There are three major creators of money in the US: the [Federal Reserve], commercial banks, and the Treasury.

Federal Reserve

The [Federal Reserve] targets r-star, when r* is below current interest rates the economy is contracting. The [Federal Reserve] will cut it’s overnight interest rate and engage in Quantitative Easing to boost the longer-dated Treasuries.

The Overnight Market Desk is the [Federal Reserve]’s trading arm. It’s role is into engage in market operations like Quantitative Easing. Additionally, it gathers market intelligence through it’s primary and secondary dealers.

The [Federal Reserve]s target rate is the Federal Funds Rate. A more accurate target rate is the Secured Overnight Funding Rate (SOFR) which the reference rate based on overnight repo transactions secured by Treasury collateral.

Commercial Banks

Commercial banks can create money by originating loans. Loans are their assets, while deposits are their liabilities. Solvency is the issue of whether the loans backing their deposits are sound. Liquidity is an issue when the bank cannot freely convert it’s deposits into fiat currency or other assets. Solvency in a bank is managed through regulation. Liquidity can be resolved by borrowing from other banks or the [Federal Reserve] as a last resort.

Regulations:

  • Leverage ratio is a constraint on balance sheet based on capital. e.g. a 20X leverage rule states for $5 dollars of capital only $100 dollars of assets can be held.
  • Capital ratio is holding enough capital to match the riskiness of your investments.

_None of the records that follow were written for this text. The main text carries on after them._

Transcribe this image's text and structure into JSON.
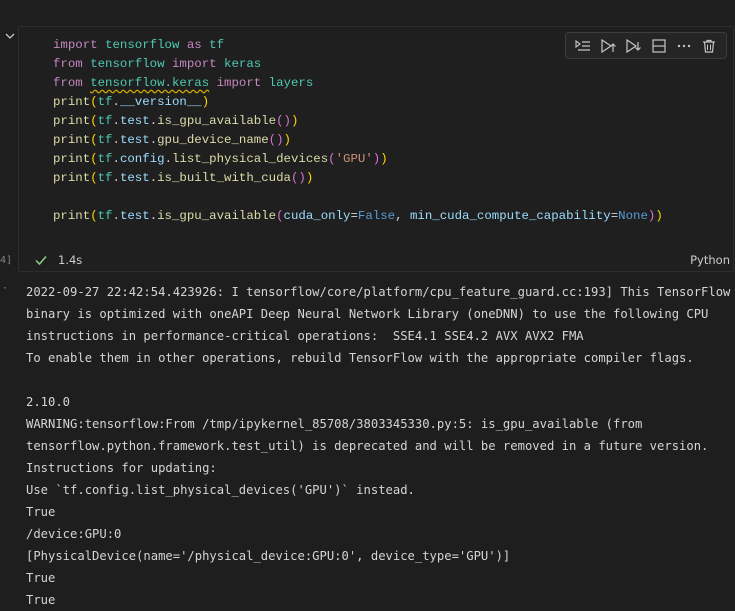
{
  "cell": {
    "code_lines": [
      "import tensorflow as tf",
      "from tensorflow import keras",
      "from tensorflow.keras import layers",
      "print(tf.__version__)",
      "print(tf.test.is_gpu_available())",
      "print(tf.test.gpu_device_name())",
      "print(tf.config.list_physical_devices('GPU'))",
      "print(tf.test.is_built_with_cuda())",
      "",
      "print(tf.test.is_gpu_available(cuda_only=False, min_cuda_compute_capability=None))"
    ],
    "exec_count": "4]",
    "duration": "1.4s",
    "language": "Python",
    "toolbar_icons": [
      "run-by-line-icon",
      "execute-above-icon",
      "execute-below-icon",
      "split-cell-icon",
      "more-actions-icon",
      "delete-icon"
    ]
  },
  "output": {
    "prompt": "·",
    "lines": [
      "2022-09-27 22:42:54.423926: I tensorflow/core/platform/cpu_feature_guard.cc:193] This TensorFlow",
      "binary is optimized with oneAPI Deep Neural Network Library (oneDNN) to use the following CPU",
      "instructions in performance-critical operations:  SSE4.1 SSE4.2 AVX AVX2 FMA",
      "To enable them in other operations, rebuild TensorFlow with the appropriate compiler flags.",
      "",
      "2.10.0",
      "WARNING:tensorflow:From /tmp/ipykernel_85708/3803345330.py:5: is_gpu_available (from",
      "tensorflow.python.framework.test_util) is deprecated and will be removed in a future version.",
      "Instructions for updating:",
      "Use `tf.config.list_physical_devices('GPU')` instead.",
      "True",
      "/device:GPU:0",
      "[PhysicalDevice(name='/physical_device:GPU:0', device_type='GPU')]",
      "True",
      "True"
    ]
  }
}
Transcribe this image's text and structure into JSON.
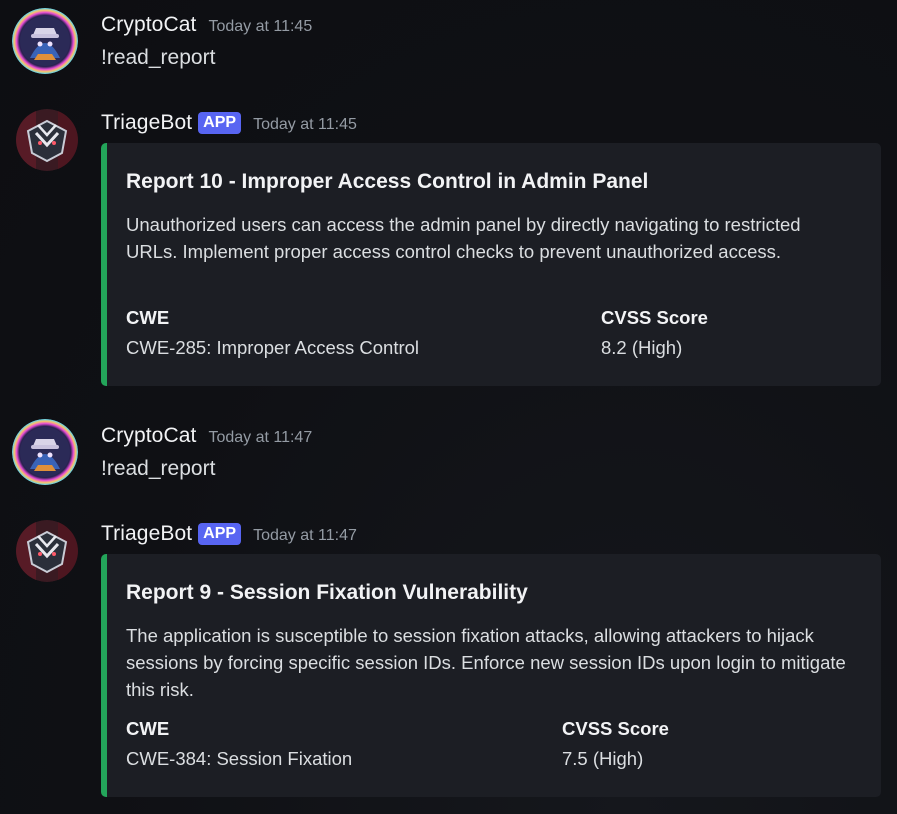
{
  "messages": [
    {
      "username": "CryptoCat",
      "timestamp": "Today at 11:45",
      "text": "!read_report"
    },
    {
      "username": "TriageBot",
      "badge": "APP",
      "timestamp": "Today at 11:45",
      "embed": {
        "accent_color": "#23a55a",
        "title": "Report 10 - Improper Access Control in Admin Panel",
        "description": "Unauthorized users can access the admin panel by directly navigating to restricted URLs. Implement proper access control checks to prevent unauthorized access.",
        "fields": [
          {
            "name": "CWE",
            "value": "CWE-285: Improper Access Control"
          },
          {
            "name": "CVSS Score",
            "value": "8.2 (High)"
          }
        ]
      }
    },
    {
      "username": "CryptoCat",
      "timestamp": "Today at 11:47",
      "text": "!read_report"
    },
    {
      "username": "TriageBot",
      "badge": "APP",
      "timestamp": "Today at 11:47",
      "embed": {
        "accent_color": "#23a55a",
        "title": "Report 9 - Session Fixation Vulnerability",
        "description": "The application is susceptible to session fixation attacks, allowing attackers to hijack sessions by forcing specific session IDs. Enforce new session IDs upon login to mitigate this risk.",
        "fields": [
          {
            "name": "CWE",
            "value": "CWE-384: Session Fixation"
          },
          {
            "name": "CVSS Score",
            "value": "7.5 (High)"
          }
        ]
      }
    }
  ],
  "icons": {
    "user_avatar": "cat-avatar-icon",
    "bot_avatar": "triagebot-avatar-icon"
  },
  "colors": {
    "badge": "#5865f2",
    "embed_accent": "#23a55a",
    "embed_bg": "#1c1e24"
  }
}
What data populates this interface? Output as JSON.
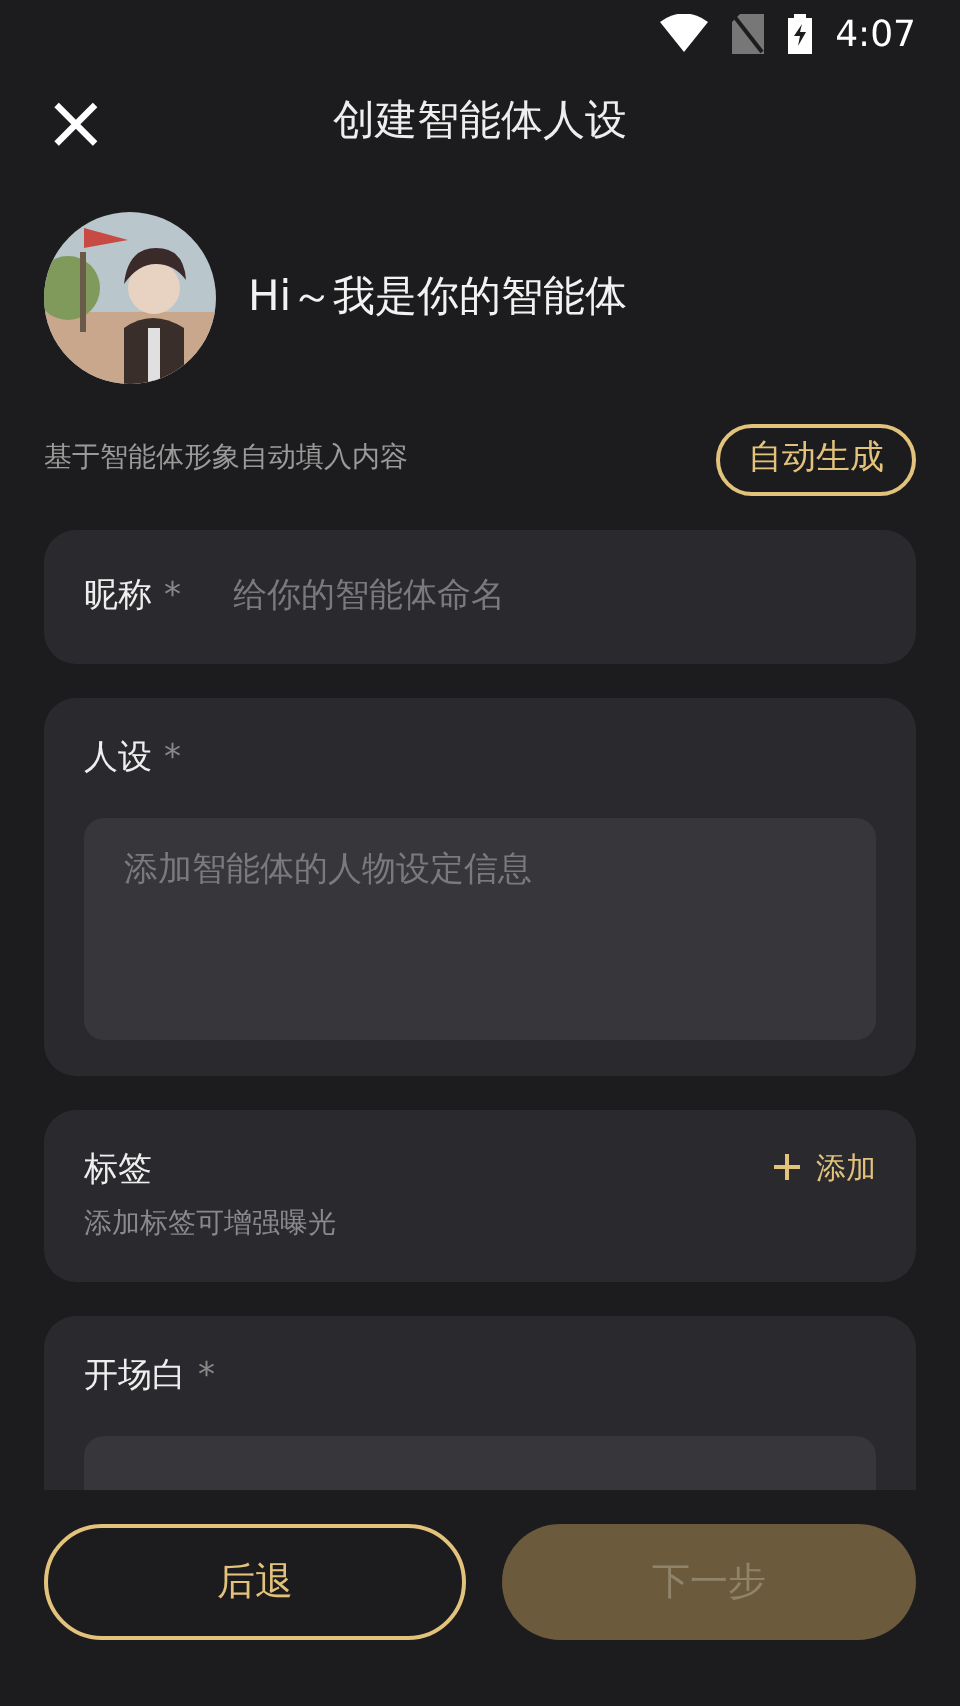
{
  "status_bar": {
    "time": "4:07"
  },
  "header": {
    "close": "×",
    "title": "创建智能体人设"
  },
  "profile": {
    "greeting": "Hi～我是你的智能体"
  },
  "auto_fill": {
    "hint": "基于智能体形象自动填入内容",
    "button": "自动生成"
  },
  "fields": [
    {
      "kind": "inline",
      "label": "昵称",
      "required_mark": "*",
      "placeholder": "给你的智能体命名"
    },
    {
      "kind": "textarea",
      "label": "人设",
      "required_mark": "*",
      "placeholder": "添加智能体的人物设定信息"
    },
    {
      "kind": "tags",
      "label": "标签",
      "sublabel": "添加标签可增强曝光",
      "action": "添加"
    },
    {
      "kind": "textarea",
      "label": "开场白",
      "required_mark": "*"
    }
  ],
  "buttons": [
    {
      "label": "后退",
      "disabled": false,
      "kind": "outline"
    },
    {
      "label": "下一步",
      "disabled": true,
      "kind": "filled"
    }
  ]
}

Money creation by banks is limited by the investment opportunities available1.

Treasury

  • The treasury differs from the banks and [Federal Reserve] in that their issuance of debt is backed by nothing besides the confidence in the U.S. government1.
  • The issuance of treasury debt that is not planned on being repaid leads people to expect inflation. Yet there are examples where the debt to GDP ratio is much higher. Additionally, Treasury yields have gone down in the face of issuance.

1. Wang, J. J. Central Banking 101. (Joseph, 2021).